The development charges system is a system to realize economic justice and prevent speculation in land, thereby promoting the efficient use of land, in cases where a project operator partly recovers development gains in excess of normal increase in land prices due to the increase in land prices of land to be developed as a result of the implementation of the development project by the project operator. Therefore, in calculating the development gains, which are the premise for calculating the development charges to be imposed on the development project operator, the development gains that the person subject to imposition should actually obtain should be calculated so as to be close to the actual situation. In determining the development gains, it is reasonable to deem that the land purchase price as an item to be deducted includes all the amounts paid by the development project operator to the seller for the acquisition of the land regardless of the name thereof (see Supreme Court Decision 2007Du5103, Jun. 28, 2007).

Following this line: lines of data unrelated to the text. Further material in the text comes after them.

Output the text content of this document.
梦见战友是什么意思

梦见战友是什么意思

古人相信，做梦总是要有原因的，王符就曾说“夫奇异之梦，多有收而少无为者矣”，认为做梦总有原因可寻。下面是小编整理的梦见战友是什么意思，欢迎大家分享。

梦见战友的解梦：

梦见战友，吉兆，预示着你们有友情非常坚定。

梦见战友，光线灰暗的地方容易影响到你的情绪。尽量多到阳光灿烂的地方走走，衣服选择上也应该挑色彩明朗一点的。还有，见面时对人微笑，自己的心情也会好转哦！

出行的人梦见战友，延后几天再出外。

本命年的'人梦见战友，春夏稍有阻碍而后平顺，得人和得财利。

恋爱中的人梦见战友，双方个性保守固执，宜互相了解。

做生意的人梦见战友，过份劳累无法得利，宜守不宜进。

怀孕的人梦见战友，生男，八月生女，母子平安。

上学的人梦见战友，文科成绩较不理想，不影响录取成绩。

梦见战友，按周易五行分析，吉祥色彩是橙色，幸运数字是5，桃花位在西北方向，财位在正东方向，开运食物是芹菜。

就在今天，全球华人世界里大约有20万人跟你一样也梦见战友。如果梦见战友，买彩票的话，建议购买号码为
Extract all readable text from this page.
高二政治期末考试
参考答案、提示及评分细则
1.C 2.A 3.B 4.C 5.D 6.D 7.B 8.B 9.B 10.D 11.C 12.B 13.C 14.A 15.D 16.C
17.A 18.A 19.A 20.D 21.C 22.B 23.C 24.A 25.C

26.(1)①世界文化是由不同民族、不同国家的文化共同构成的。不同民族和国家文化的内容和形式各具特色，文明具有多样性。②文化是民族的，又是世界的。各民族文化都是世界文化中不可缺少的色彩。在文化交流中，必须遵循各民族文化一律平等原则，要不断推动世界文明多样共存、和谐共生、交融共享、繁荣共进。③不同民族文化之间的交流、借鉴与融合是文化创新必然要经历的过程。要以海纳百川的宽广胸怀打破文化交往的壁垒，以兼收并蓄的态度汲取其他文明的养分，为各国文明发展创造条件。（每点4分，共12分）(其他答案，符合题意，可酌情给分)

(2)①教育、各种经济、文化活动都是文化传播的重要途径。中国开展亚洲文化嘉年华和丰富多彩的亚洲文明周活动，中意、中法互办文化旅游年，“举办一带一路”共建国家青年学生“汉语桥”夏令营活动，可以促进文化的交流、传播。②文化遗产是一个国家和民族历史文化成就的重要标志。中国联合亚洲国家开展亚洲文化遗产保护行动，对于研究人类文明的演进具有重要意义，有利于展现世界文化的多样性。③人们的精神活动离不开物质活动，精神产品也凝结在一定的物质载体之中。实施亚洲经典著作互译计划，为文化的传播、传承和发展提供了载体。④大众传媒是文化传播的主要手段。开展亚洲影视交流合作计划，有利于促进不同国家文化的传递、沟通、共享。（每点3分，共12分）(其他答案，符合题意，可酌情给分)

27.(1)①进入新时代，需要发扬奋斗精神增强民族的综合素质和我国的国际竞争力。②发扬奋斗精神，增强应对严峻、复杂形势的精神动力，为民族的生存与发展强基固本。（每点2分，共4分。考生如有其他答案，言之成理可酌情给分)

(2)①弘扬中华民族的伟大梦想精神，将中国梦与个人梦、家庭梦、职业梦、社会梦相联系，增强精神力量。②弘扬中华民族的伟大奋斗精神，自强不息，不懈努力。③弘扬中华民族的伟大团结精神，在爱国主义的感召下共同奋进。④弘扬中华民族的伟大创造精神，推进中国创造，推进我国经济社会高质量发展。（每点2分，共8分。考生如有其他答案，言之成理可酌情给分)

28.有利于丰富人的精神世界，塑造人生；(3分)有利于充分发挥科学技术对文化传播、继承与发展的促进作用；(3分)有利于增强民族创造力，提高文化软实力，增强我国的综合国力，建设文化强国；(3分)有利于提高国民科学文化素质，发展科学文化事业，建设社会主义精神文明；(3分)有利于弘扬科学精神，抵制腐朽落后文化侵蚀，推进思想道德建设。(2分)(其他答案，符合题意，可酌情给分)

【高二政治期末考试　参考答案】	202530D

In the case of this case, as seen earlier, the defendant requested Nonparty 1 and 2, etc., who are the previous project operator, to acquire land in the project execution area by means of consultation as much as possible, instead of land expropriation. The plaintiff succeeded to the status of the project operator of this case from Nonparty 1 and 2, and had held several consultations with the service company on purchase. In light of the time of preparation and details of the approval sale contract (see evidence Nos. 9 through 13 and 16 (including the number), which the plaintiff entered into with some owners of the land of this case, the authenticity of the sale contract is recognized. The plaintiff acquired ownership through reconciliation and court adjustment while an administrative litigation is pending against the adjudication on expropriation of part of the land of this case, and the acquisition price of the land of this case shall be calculated based on the actual purchase price or the sale price of the land of this case, which is not the acquisition price of the land of this case, based on development gains or the sale price of the land of this case, which is not the land of this case.

In addition, in a lawsuit seeking revocation of the imposition of development charges, where it is impossible to calculate the legitimate amount to be imposed lawfully by the data submitted by the parties, the entire imposition of development charges is to be cancelled (see Supreme Court Decision 99Du5542 delivered on June 9, 200, etc.). In this case, the data submitted by the parties alone cannot be calculated with the legitimate amount to be imposed lawfully, and thus, the entire disposition of this case cannot be revoked (On the other hand, the plaintiff asserted that the tax borne by the non-party 3 corporation should be recognized as development costs, but the non-party 3 corporation did not have any evidence to prove that it had paid such taxes. Thus, this part of the argument cannot be accepted without the need to further determine).

3. Conclusion

Therefore, the plaintiff's claim of this case is reasonable, and it is so decided as per Disposition.